Laatste bewerking: 30 januari 2009


Het Duitse socialisme ontstond ver vóór 1848. Aanvankelijk kende het twee zelfstandige stromingen. Aan de ene kant — de arbeidersbeweging pur sang, een aftakking van het Franse proletarische communisme; vrucht van deze beweging was het utopistisch communisme van Weitling, dat een van zijn ontwikkelingsfasen vormde. Voorts — de theoretische beweging, teweeggebracht door het verval van de hegeliaanse filosofie; in deze beweging domineert van meet af aan de naam van Marx. Het Communistisch Manifest, dat in januari 1848 verscheen, belichaamt de samenvloeiing die werd voltooid en met onbreekbare banden verstevigd in de smeltkroes der revolutie, toen allen, zowel de arbeiders als de gewezen filosofen, in gelijke mate hun leven riskeerden in naam van het algemeen welzijn.

Na de nederlaag van de Europese revolutie in 1849 kon het socialisme in Duitsland alleen illegaal bestaan. Pas in 1862 pakte de heer Lassalle, een leerling van Marx, opnieuw de socialistische banier op. Maar dit was niet meer het moedige socialisme van Het Manifest; alles wat Lassalle in het belang van de arbeidersklasse eiste, kwam neer op het oprichten van genootschappen voor coöperatieve productie met hulp van het programma van diegenen onder de Parijse arbeiders die tot 1848 waren aangesloten bij de ‘National’ van Marrast, oftewel het programma dat de zuivere republikeinen uitbrachten als tegenwicht tegen de ‘Organisatie van de Arbeid’ van Louis Blanc. Het socialisme van Lassalle was, zoals we zien, zeer gematigd. En niettemin betekent de intrede ervan het uitgangspunt van de tweede ontwikkelingsfase van het socialisme in Duitsland. Immers Lassalle gelukte het, dankzij zijn talent, gedrevenheid en ontembare energie, om een arbeidersbeweging in het leven te roepen, waaraan met positieve of negatieve, vriendschaps- of vijandschapsbanden alles verbonden is, wat het Duitse proletariaat in de loop van tien jaar bezighield.

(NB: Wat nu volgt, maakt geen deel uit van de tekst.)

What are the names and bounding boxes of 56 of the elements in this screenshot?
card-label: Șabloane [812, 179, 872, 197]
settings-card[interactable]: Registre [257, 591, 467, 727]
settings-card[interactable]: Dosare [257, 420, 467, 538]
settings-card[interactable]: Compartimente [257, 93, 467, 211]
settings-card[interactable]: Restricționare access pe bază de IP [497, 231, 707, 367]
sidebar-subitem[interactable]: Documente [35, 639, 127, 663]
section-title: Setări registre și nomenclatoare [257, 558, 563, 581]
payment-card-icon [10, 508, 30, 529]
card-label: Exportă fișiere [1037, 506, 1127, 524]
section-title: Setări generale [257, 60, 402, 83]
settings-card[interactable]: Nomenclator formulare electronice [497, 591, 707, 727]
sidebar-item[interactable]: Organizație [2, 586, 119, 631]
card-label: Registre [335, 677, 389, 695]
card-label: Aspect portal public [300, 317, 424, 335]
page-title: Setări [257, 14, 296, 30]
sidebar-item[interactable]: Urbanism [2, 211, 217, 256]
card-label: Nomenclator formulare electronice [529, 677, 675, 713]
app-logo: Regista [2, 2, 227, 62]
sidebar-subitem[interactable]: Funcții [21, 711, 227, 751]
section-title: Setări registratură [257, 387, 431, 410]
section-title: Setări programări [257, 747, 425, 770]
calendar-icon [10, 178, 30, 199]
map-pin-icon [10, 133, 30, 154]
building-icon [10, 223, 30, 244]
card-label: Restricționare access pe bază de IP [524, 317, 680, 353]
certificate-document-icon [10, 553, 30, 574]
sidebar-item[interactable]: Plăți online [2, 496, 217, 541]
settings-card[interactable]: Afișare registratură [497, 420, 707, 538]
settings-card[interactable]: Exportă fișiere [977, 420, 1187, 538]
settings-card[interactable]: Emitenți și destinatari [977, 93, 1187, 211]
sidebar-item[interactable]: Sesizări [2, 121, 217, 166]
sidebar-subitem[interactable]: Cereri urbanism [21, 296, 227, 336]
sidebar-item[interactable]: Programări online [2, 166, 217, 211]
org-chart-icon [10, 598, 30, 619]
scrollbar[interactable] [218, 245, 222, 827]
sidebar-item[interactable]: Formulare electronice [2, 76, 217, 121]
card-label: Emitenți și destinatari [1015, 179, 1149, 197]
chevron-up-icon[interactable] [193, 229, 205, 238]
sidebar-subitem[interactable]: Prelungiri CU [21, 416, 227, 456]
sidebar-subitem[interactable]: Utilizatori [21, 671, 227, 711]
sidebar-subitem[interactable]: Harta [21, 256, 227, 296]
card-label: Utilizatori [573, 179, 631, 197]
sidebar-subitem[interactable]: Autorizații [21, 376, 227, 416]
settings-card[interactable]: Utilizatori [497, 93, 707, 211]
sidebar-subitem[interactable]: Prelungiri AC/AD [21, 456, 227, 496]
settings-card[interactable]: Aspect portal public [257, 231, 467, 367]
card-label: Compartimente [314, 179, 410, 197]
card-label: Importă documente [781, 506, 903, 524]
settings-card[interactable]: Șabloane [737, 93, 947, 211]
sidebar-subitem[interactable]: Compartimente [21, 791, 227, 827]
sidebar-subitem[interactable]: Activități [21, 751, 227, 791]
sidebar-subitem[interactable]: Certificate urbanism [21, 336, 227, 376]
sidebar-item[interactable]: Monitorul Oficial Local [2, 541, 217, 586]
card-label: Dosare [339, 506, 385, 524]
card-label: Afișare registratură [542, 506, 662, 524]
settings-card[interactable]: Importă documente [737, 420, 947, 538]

Kon het pure lassalleanisme als zodanig werkelijk voldoen aan de socialistische eisen van de natie die Het Manifest had voortgebracht? Dit was onmogelijk. En daarom ontstond weldra, voornamelijk dankzij de inspanningen van Liebknecht en Bebel, een arbeiderspartij, die openlijk de principes van Het Manifest van 1848 proclameerde. Voorts verscheen, drie jaar na Lassalle’s dood, in 1867 Marx’ Kapitaal en vanaf dat moment gaat het specifieke lassalleanisme teruglopen. De visies, ontvouwd in Het Kapitaal, werden steeds meer en meer tot erfgoed van alle Duitse socialisten, — de lassalleanen niet minder dan de anderen. Meer dan eens liepen hele groepen lassalleanen met ontvouwde banieren en met tromgeroffel over naar de gelederen van Bebels en Liebknechts nieuwe partij, genaamd de Eisenachse partij. Deze partij groeide continu in aantal; en weldra kwam het tot een open vijandschap tussen de lassalleanen en hun opponenten; en de strijd was op zijn heetst — er kwamen zelfs stokken aan te pas — juist op het moment, toen onder de strijdenden niet één werkelijk geschilpunt meer was, toen de principes, argumenten en zelfs de strijdmiddelen van beide partijen in alle wezenlijke opzichten identiek waren.

En dat was juist op het moment, toen de gedeputeerden van beide socialistische fracties naast elkaar in de Rijksdag zaten en de noodzaak van samenwerking dubbel zo sterk werd gevoeld. Voor de burgerlijke gedeputeerden was zo’n traditionele onderlinge vijandschap zonder meer een komisch tafereel. De toestand werd ronduit ondraaglijk. En toen, in 1875, kwam het tot een fusie. Sinds die tijd vormden de voorheen twistzieke broeders een onverdeeld, hecht gezin. En was er hier of daar nog een klein kansje om hen te scheiden, dan is Bismarck zo beleefd geweest dit te voorkomen door in 1878 zijn beruchte uitzonderingswet uit te vaardigen, waardoor het Duitse socialisme buiten de wet kwam te staan. De vervolgingen, die als hamerslagen beide groeperingen teisterden, smeedden uiteindelijk de lassalleanen en de Eisenachers tot één massa met hetzelfde bloed. En momenteel publiceert de ene hand van de sociaaldemocratische partij een officiële uitgave van Lassalles werken, terwijl de andere hand — met hulp van de gewezen lassalleanen — in het eigen programma de laatste sporen van het specifieke lassalleanisme aan het verdelgen is.